Opera fanatics sometimes lament that the so-called "golden age" has been lost, but that's not exactly the case. Styles change, but a long line of great singers has not been broken. Still, when I first heard Joseph Calleja's voice, when his first recital disc appeared five years ago, I was immediately transported back to the old days. And I was thrilled.

Calleja, like those tenors of long ago, has an old-fashioned flickering vibrato which gives his music a buoyant pulse. He also has a keen sense of dynamic control, allowing him to spin out a phrase high and soft, yet completely supported by the breath. We simply don't hear this kind of singing often these days, and when it's matched with thoughtful interpretations on stage, you have one special singer.
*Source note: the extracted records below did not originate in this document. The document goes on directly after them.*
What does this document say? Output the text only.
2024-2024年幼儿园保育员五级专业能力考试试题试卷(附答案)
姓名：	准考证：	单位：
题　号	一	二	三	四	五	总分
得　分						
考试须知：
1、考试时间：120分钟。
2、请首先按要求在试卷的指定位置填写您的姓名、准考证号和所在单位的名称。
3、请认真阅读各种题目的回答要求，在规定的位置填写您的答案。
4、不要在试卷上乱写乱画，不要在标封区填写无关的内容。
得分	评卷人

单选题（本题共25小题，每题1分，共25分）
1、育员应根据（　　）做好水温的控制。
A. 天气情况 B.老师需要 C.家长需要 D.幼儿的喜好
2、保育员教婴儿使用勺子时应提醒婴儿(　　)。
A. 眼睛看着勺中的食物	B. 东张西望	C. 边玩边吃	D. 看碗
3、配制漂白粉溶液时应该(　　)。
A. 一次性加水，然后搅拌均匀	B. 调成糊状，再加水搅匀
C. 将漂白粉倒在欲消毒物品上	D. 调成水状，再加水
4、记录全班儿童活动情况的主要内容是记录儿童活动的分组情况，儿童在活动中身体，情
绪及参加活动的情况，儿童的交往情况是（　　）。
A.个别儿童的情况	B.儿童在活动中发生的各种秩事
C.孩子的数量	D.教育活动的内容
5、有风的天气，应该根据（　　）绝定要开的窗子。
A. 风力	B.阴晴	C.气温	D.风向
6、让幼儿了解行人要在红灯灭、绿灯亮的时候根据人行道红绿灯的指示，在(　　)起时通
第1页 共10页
Calleja is from the tiny island nation of Malta, smack in the middle of the Mediterranean, and his voice shines with the warmth of the sun in a true Italianate sound. The Maltese Tenor, released Oct. 25, is his third disc for Decca and in some ways his most commercial. He trots out the big hits from Puccini's La Boheme and Tosca, Gounod's Faust and Boito's Mefistofele. And he reprises his Metropolitan Opera success in Offenbach's Tales of Hoffmann with a rollicking version of the Kleinzach aria.

If you're new to opera, The Maltese Tenor is a great place to start, with popular tenor arias exquisitely sung. If you're already a fanatic, you can bask in the bygone style of one terrific tenor.